Campaigners have won a victory in their fight over disruptive noise from Alltwalis Wind Farm.
The possibility of new guide lines on buffer zones and turning off faulty wind farm turbines at night will now be debated at the Welsh Assembly.
It follows a 1,000-name petition and hearing held in Carmarthen earlier this year, where people were able to give evidence to the Assembly’s Petitions Committee.
It has now passed a series of recommendations to be tabled at a meeting of the full Assembly soon.
But the man who organised the petition, Jim Sheppard Foster, a retired engineer from Rhydcymerau, said any new plans will not help those people living near Alltwalis who currently suffer from noise problems.
He said: “I don’t think we can ever get everything we want but the fact the Assembly is looking at it, for my point of view, is a real step forward.
“Unfortunately, I don’t think the residents of Gwyddgrug will think it does much for them.”
Any new guidelines would also not apply to planning applications for wind farms already submitted or those determined outside of the Welsh Assembly – such as the large wind farm proposal for the Brechfa Forest.

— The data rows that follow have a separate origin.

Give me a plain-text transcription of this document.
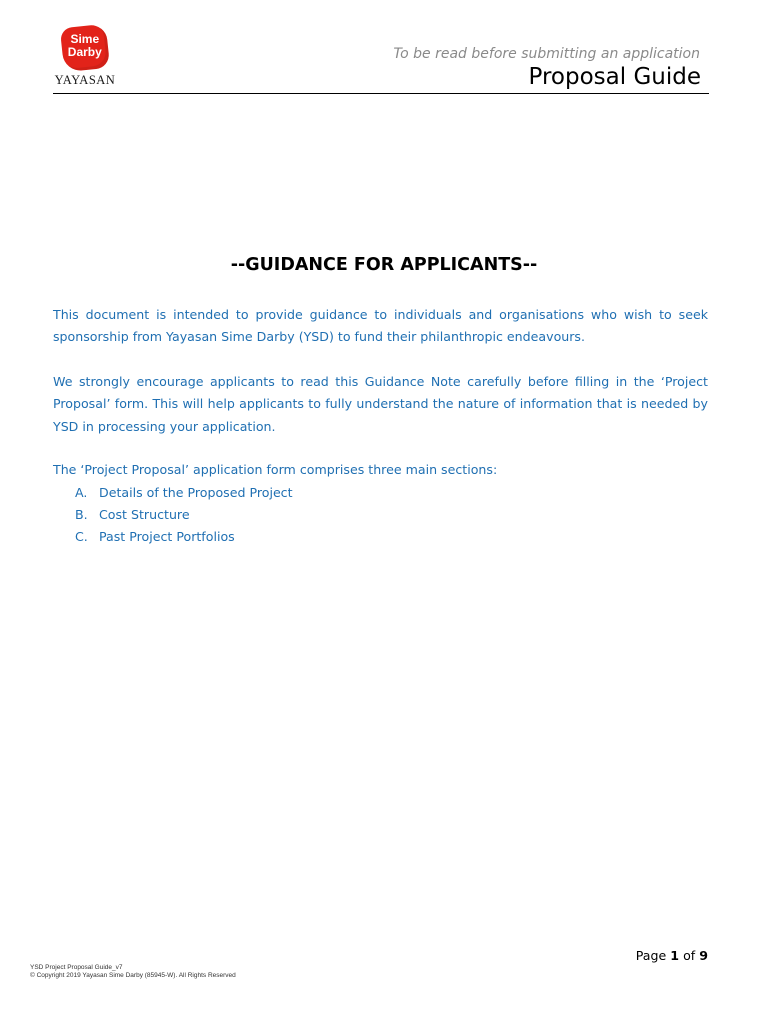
Sime
Darby
YAYASAN
To be read before submitting an application
Proposal Guide
--GUIDANCE FOR APPLICANTS--

This document is intended to provide guidance to individuals and organisations who wish to seek sponsorship from Yayasan Sime Darby (YSD) to fund their philanthropic endeavours.

We strongly encourage applicants to read this Guidance Note carefully before filling in the ‘Project Proposal’ form. This will help applicants to fully understand the nature of information that is needed by YSD in processing your application.

The ‘Project Proposal’ application form comprises three main sections:

A. Details of the Proposed Project
B. Cost Structure
C. Past Project Portfolios
Page 1 of 9
YSD Project Proposal Guide_v7
© Copyright 2019 Yayasan Sime Darby (85945-W). All Rights Reserved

Mr Sheppard Foster added that he was still pleased with the progress.
“I thought the petition’s committee were absolutely excellent,” he said.
“It’s much better than the English (Westminster) system, where you need a number of signatures and can get a debate in Parliament which could amount to nothing.
“With the Welsh Assembly committee, you get the chance to put more information to them to look at in a balanced way and they make the representations.”
At the hearing in Carmarthen, the committee received an overwhelming number of responses from people who claimed that noise from wind turbines affected their sleep and disrupted their everyday lives.
AM William Powell, chairman of the petitions’ committee, said: “We were told that some people no longer enjoyed being outside in their own gardens, others were afraid that their homes would be devalued and some had sleep problems leading to mental and physical health issues.
“The health and wellbeing of people living in Wales is a top priority and it is vital that residents living close to wind turbines are protected.
“The committee recognises the importance of securing green energy sources to meet our energy needs in the future, however, this should not be done at the expense of people’s health.”
The committee concluded that measures could be applied if the Welsh Government amended statutory planning guidance with regards to faulty turbines and buffer zones.